Posté par atempodiblog le 14 mars 2020

La Samaritana e Gesù, il Messia da andare a vedere
Uno degli splendidi mosaici della basilica di San Marco è dedicato al colloquio di Gesù con la Samaritana. I due parlano della vita e dell’acqua che salva. Lo sguardo stupito della donna si trasforma nella scena accanto, dove si rivolge ai suoi concittadini per invitarli a vedere Colui che «mi ha detto tutto quello che ho fatto».
di Margherita del Castillo – La nuova Bussola Quotidiana

La Samaritana e Gesù, il Messia da andare a vedere dans Commenti al Vangelo Ges-e-la-Samaritana-al-pozzo-Venezia-Basilica-di-San-Marco
Gesù e la Samaritana al pozzo, Venezia – Basilica di San Marco

Signore – gli disse la donna – dammi di quest’acqua, perché io non abbia più sete.” (Gv 4, 15)
Sicar è la città della Samaria dove Gesù, durante il suo cammino dalla Giudea alla Galilea, decise, un giorno, di fermarsi a riposare. Sorgeva proprio qui il pozzo che Giacobbe aveva acquistato con tutto il terreno, lasciandolo poi in eredità al figlio Giuseppe. A Sicar avvenne uno degli episodi evangelici su cui la liturgia quaresimale ci invita a meditare: l’incontro tra Cristo e la donna samaritana, evocativo della portata universale del messaggio cristiano e proprio per questo caro alla tradizione iconografica occidentale.

Nel racconto della storia della Salvezza, così come si legge negli splendidi mosaici di cui è rivestita l’intera basilica di San Marco a Venezia, Gesù e la Samaritana occupano una porzione della volta del transetto destro: fin qui, il programma decorativo musivo aveva ripercorso lo svelarsi del disegno divino dalla Creazione del mondo alla manifestazione di Cristo quale Messia, attraverso l’Epifania, il Suo Battesimo e i primi miracoli da Lui compiuti.

Lo sfondo oro annulla ogni riferimento temporale mentre lo spazio, o meglio, il luogo, è identificato attraverso il disegno del pozzo che il mosaicista sceglie di rappresentare a forma di croce: l’acqua che può dissetare per sempre è solamente quella che sgorga dal sacrificio di Cristo, divenendo fonte battesimale e, quindi, possibilità di un’esistenza ontologicamente nuova.

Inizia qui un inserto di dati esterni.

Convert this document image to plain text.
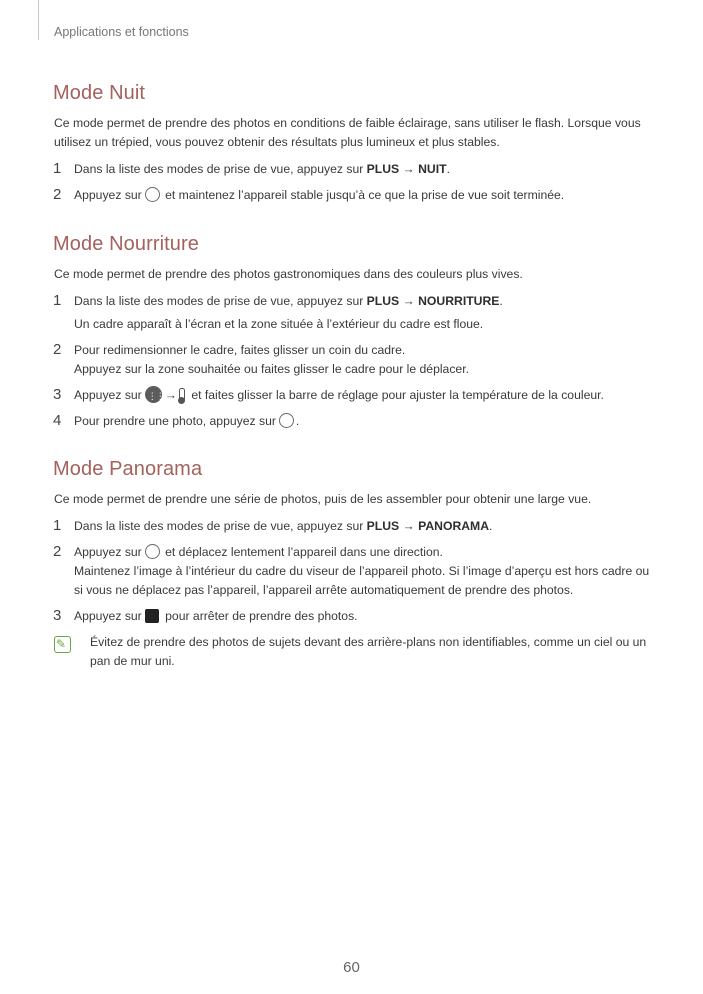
Applications et fonctions
Mode Nuit

Ce mode permet de prendre des photos en conditions de faible éclairage, sans utiliser le flash. Lorsque vous utilisez un trépied, vous pouvez obtenir des résultats plus lumineux et plus stables.

1 Dans la liste des modes de prise de vue, appuyez sur PLUS → NUIT.
2 Appuyez sur et maintenez l’appareil stable jusqu’à ce que la prise de vue soit terminée.
Mode Nourriture

Ce mode permet de prendre des photos gastronomiques dans des couleurs plus vives.

1 Dans la liste des modes de prise de vue, appuyez sur PLUS → NOURRITURE.
Un cadre apparaît à l’écran et la zone située à l’extérieur du cadre est floue.
2 Pour redimensionner le cadre, faites glisser un coin du cadre.
Appuyez sur la zone souhaitée ou faites glisser le cadre pour le déplacer.
3 Appuyez sur⋮⋮ → et faites glisser la barre de réglage pour ajuster la température de la couleur.
4 Pour prendre une photo, appuyez sur .
Mode Panorama

Ce mode permet de prendre une série de photos, puis de les assembler pour obtenir une large vue.

1 Dans la liste des modes de prise de vue, appuyez sur PLUS → PANORAMA.
2 Appuyez sur et déplacez lentement l’appareil dans une direction.
Maintenez l’image à l’intérieur du cadre du viseur de l’appareil photo. Si l’image d’aperçu est hors cadre ou si vous ne déplacez pas l’appareil, l’appareil arrête automatiquement de prendre des photos.
3 Appuyez sur pour arrêter de prendre des photos.
✎
Évitez de prendre des photos de sujets devant des arrière-plans non identifiables, comme un ciel ou un pan de mur uni.
60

Il sacro legno che vi affonda le radici è l’Albero della Vita che si sviluppa, a guisa di fiamma, in tre rami rigogliosi, a significare il mistero della Trinità.

Attorno a quest’asse simbolico prende corpo il dialogo tra i due protagonisti: Gesù, seguito da due discepoli, si rivolge alla donna che porta con sé un’anfora. Parlano della vita e dell’acqua salvifica, come sappiamo dal resoconto che di quell’incontro fa Giovanni nel suo Vangelo, mentre i gesti espressivi delle mani di entrambi lasciano intuire il registro dialettico della loro conversazione.

Lo sguardo stupito, interrogativo, della samaritana si trasforma nella scena accanto, attraverso cui, pur nella staticità delle tessere musive, progredisce temporalmente il racconto, senza soluzione di continuità. Vestita con gli stessi abiti signorili, la donna si rivolge animatamente a un folto gruppo di uomini, i suoi concittadini. Le parole che rivolge loro non s’intuiscono solo dalla sua eloquente postura: il mosaicista ha voluto riferirle a chiare lettere nell’iscrizione che sormonta il riquadro: «Venite a vedere un uomo che mi ha detto tutto quello che ho fatto. Che sia forse il Messia?»

È un invito che facciamo nostro, sentendolo rivolto a noi. Basta solo andare a vedere!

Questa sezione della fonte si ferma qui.